Prof Moyna said there was a "duty of care" when it came to childhood obesity. However, the Irish National Teachers Organisation (INTO) said asking its members to pass on this type of information to parents "could drastically change the rules of engagement between parents and teachers".

General secretary John Carr said teachers shared Prof Moyna's concerns about rising obesity levels, but his proposal would involve "serious workload implications".

Mr Carr said teachers provided physical education insofar as they could and schools had healthy eating policies to support parents in providing nutritious food.

"The tracking of weight and height to calculate BMI should be a function of the health service, in the same way as they check hearing, eyesight and children's teeth.

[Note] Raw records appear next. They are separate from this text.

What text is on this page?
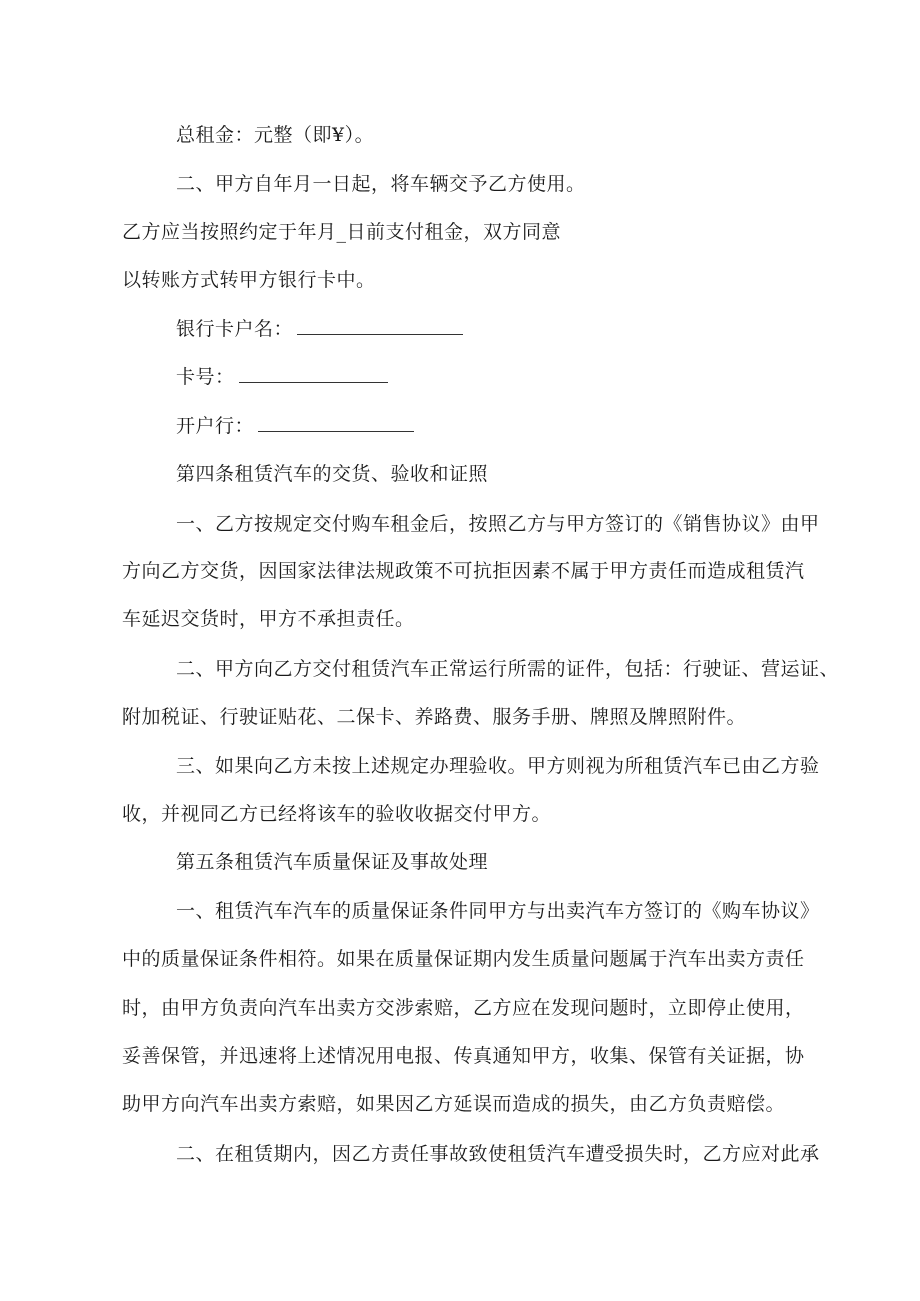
总租金：元整（即¥）。
二、甲方自年月一日起，将车辆交予乙方使用。
乙方应当按照约定于年月_日前支付租金，双方同意
以转账方式转甲方银行卡中。
银行卡户名：
卡号：
开户行：
第四条租赁汽车的交货、验收和证照
一、乙方按规定交付购车租金后，按照乙方与甲方签订的《销售协议》由甲
方向乙方交货，因国家法律法规政策不可抗拒因素不属于甲方责任而造成租赁汽
车延迟交货时，甲方不承担责任。
二、甲方向乙方交付租赁汽车正常运行所需的证件，包括：行驶证、营运证、
附加税证、行驶证贴花、二保卡、养路费、服务手册、牌照及牌照附件。
三、如果向乙方未按上述规定办理验收。甲方则视为所租赁汽车已由乙方验
收，并视同乙方已经将该车的验收收据交付甲方。
第五条租赁汽车质量保证及事故处理
一、租赁汽车汽车的质量保证条件同甲方与出卖汽车方签订的《购车协议》
中的质量保证条件相符。如果在质量保证期内发生质量问题属于汽车出卖方责任
时，由甲方负责向汽车出卖方交涉索赔，乙方应在发现问题时，立即停止使用，
妥善保管，并迅速将上述情况用电报、传真通知甲方，收集、保管有关证据，协
助甲方向汽车出卖方索赔，如果因乙方延误而造成的损失，由乙方负责赔偿。
二、在租赁期内，因乙方责任事故致使租赁汽车遭受损失时，乙方应对此承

"They follow up with parents if there are issues there. In the same way they should follow up if there are issues with BMI."

Meanwhile, another prominent academic disagreed with Prof Moyna's proposal.

Prof Mary O'Sullivan, professor of physical education and youth sport at the University of Limerick, said young people's height and weight fluctuated considerably in the pre-pubescent years.

"I would be very concerned at the any effort to systematically label young students as overweight and obese as part of a school curriculum. Such labelling has huge potential to stigmatise children at a very vulnerable part of their lives and could stay with them for some time."

Prof O'Sullivan said she understood that Prof Moyna's motivation was to intervene with overweight children at an early age to prevent illnesses in adulthood.

"You have to look at the cost-benefit analysis of such strategy. I think that labelling all students in such a way at a young age is not helpful."